Individual Choice?

There are those who oppose the installation of residential sprinklers claiming it should be an individual choice of the home buyer; after all, whom does the fire affect other than the homeowner? On the face of it, I can see that logic; but the same could be said of seatbelts, it only affects those who aren’t wearing them, so why make it law? If you take that excuse to its logical conclusion, why have a residential code at all; after all, it if the building collapses, it only effects the homeowner within.

But I digress; the bottom line is that “no, it doesn’t only effect the homeowner;” as soon as that homeowner dials “911,” it now effects every first responder who comes to help, and their families. According to Fahy and Molis, 32% of firefighter line-of-duty-deaths that occurred 2018 happened in single-family-dwellings.

New construction techniques are resulting in faster building collapses. Underwriter’s Laboratories did full-scale testing of current technology in building construction versus “legacy” construction.
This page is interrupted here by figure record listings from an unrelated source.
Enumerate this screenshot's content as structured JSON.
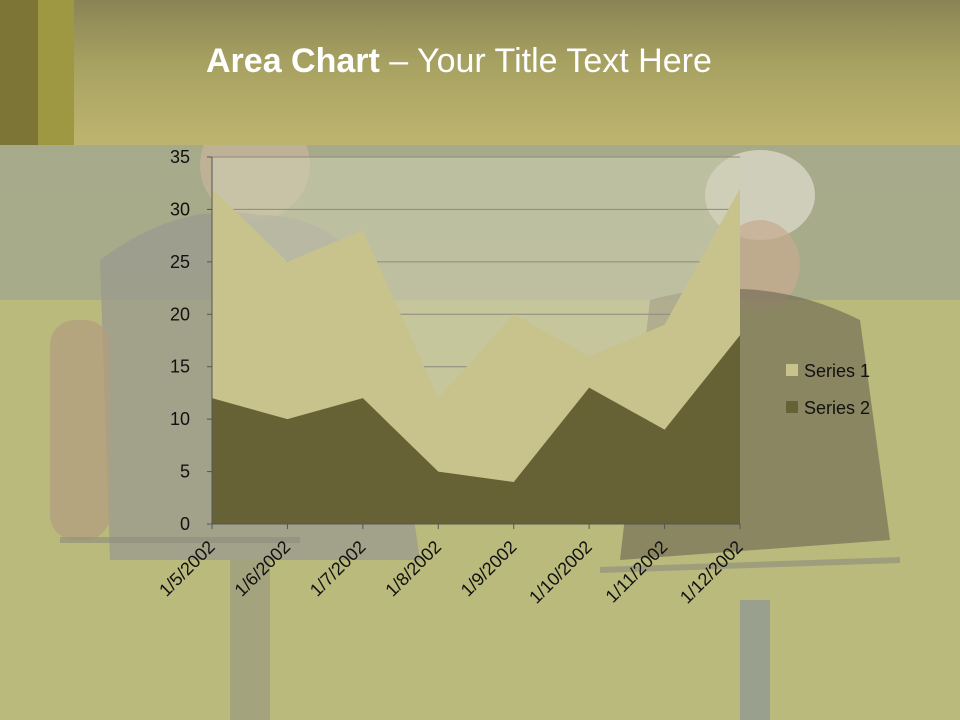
{
  "slide": {
    "title_bold": "Area Chart",
    "title_rest": " – Your Title Text Here"
  },
  "colors": {
    "series1": "#c8c38d",
    "series2": "#666236",
    "header_top": "#8a8455",
    "header_bottom": "#bdb56f"
  },
  "chart_data": {
    "type": "area",
    "title": "",
    "xlabel": "",
    "ylabel": "",
    "categories": [
      "1/5/2002",
      "1/6/2002",
      "1/7/2002",
      "1/8/2002",
      "1/9/2002",
      "1/10/2002",
      "1/11/2002",
      "1/12/2002"
    ],
    "series": [
      {
        "name": "Series 1",
        "values": [
          32,
          25,
          28,
          12,
          20,
          16,
          19,
          32
        ]
      },
      {
        "name": "Series 2",
        "values": [
          12,
          10,
          12,
          5,
          4,
          13,
          9,
          18
        ]
      }
    ],
    "ylim": [
      0,
      35
    ],
    "yticks": [
      0,
      5,
      10,
      15,
      20,
      25,
      30,
      35
    ],
    "grid": true,
    "legend": "right"
  }
}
The difference is surface-to-mass ratio; without getting too technical in this essay, UL has definitively proven that sprinklers, while originally aimed at property protection, then, in the 1970’s, modified to provide for civilian fire protection through residential fire sprinkler technology, are now the number #1 tool for protecting the lives of our firefighters. Fire sprinklers are the ultimate firefighter safety system. They stop flashover and flashover is the proven point where a fire becomes deadly for both the occupants and the firefighters. A choice against them is a vote against firefighter safety; it’s that simple.